何小羽說出心中的疑惑,游江也是一臉的茫然,人字拖鞋,這詞兒聽都沒聽說過。
一時難以說清,他乾脆用筆在紙上畫了一隻人字拖鞋。
這下,游江看懂了,猛然一拍大腿,「炎日帝國的人!」
說完,突又若有所思的沉思起來。
炎日帝國四面環海,有島國之稱,國人水性好不足為奇,他們為什麼要刺殺太子、鄧天龍、林錦兒?這對他們有什麼好處?
見游江沉思,何小羽問道:「可想起什麼?」
游江搖了搖頭,苦笑道:「那種鞋子,好象在哪見到過,但一時又記不起來……」
何小羽心中一跳,「你是說,大臣當中,有人是炎日帝國的人?」
游江點頭,如果他沒有猜錯,那個人已經有目的潛伏多年,但日常的生活習性還是沒有完全改變,無意之中,仍然讓他看到過一次,只是腦子裡模模糊糊的沒有什麼深刻印象。
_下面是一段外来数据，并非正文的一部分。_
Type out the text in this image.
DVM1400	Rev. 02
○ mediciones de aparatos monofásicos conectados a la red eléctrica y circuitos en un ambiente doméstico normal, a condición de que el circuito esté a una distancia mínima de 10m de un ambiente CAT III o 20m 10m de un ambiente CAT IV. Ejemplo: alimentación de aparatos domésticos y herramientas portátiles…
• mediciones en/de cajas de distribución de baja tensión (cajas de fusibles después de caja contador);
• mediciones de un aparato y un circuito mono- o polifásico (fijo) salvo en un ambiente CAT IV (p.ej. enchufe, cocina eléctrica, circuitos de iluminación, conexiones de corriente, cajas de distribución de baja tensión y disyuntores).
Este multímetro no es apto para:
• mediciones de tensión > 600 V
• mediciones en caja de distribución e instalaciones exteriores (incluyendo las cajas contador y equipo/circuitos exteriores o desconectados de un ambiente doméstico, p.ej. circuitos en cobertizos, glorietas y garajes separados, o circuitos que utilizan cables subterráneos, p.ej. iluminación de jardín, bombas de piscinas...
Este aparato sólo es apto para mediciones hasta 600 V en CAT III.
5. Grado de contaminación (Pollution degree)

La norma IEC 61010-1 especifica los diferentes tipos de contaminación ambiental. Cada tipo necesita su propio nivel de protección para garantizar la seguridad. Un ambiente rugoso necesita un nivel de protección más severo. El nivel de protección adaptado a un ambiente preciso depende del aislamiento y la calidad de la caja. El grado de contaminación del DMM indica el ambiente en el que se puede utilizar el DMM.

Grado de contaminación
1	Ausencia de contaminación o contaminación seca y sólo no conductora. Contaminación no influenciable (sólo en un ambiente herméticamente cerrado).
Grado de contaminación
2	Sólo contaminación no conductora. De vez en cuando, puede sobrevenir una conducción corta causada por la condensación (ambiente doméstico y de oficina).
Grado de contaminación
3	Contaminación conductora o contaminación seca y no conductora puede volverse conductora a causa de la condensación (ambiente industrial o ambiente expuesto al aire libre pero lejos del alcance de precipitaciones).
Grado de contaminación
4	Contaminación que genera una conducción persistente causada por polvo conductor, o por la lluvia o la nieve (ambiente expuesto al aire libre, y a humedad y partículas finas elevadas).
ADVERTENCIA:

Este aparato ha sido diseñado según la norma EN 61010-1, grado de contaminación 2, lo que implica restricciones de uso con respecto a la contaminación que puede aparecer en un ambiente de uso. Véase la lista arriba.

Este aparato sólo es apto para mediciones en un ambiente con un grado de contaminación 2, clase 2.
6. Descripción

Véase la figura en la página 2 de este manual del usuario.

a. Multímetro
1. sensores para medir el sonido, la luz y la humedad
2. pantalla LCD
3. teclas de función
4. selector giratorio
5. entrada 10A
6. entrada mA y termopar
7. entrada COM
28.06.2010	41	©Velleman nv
何小羽一拍手掌,笑道:「只要讓他光著腳,那就無所遁形!」
兩人對視,皆露出會心的笑容。
第二天散朝,心情不怎麼好的皇上要游天坪山散心,所有朝臣都陪著。
羽林衛、禁衛軍出動護衛,連鸞衛營都盡數出動,身為鸞衛營都尉,何小羽自然也有份進入天坪山。
此時已是深秋,天氣頗寒,山中天氣更冷,滿山枯葉飄零,一片瑟然。
天坪台的主峰卻仍然春意盎然,花香撲鼻,中人慾醉,仙池溫泉白霧翻湧,瀰漫四周,令人疑置仙境。
皇上心情大好,率先脫得精赤條條的,泡在仙池溫泉里,一干文武大臣也在小太監們的服侍下,脫得光溜溜的,先後進到溫泉里泡著。
禁衛軍在所有的山道把守,第二道護衛圈是羽林衛,第三道是何小羽都統的鸞衛營,再裡層則是皇宮近衛,把皇上保護得十分的安全。
何小羽的身份特珠,可以暢通無阻的直入內圈,他與北公公等站在臨時搭建的大帳蓬外,那帳蓬是給大臣們更衣用的,不少小太監在裡邊忙碌著侍候大臣更衣呢。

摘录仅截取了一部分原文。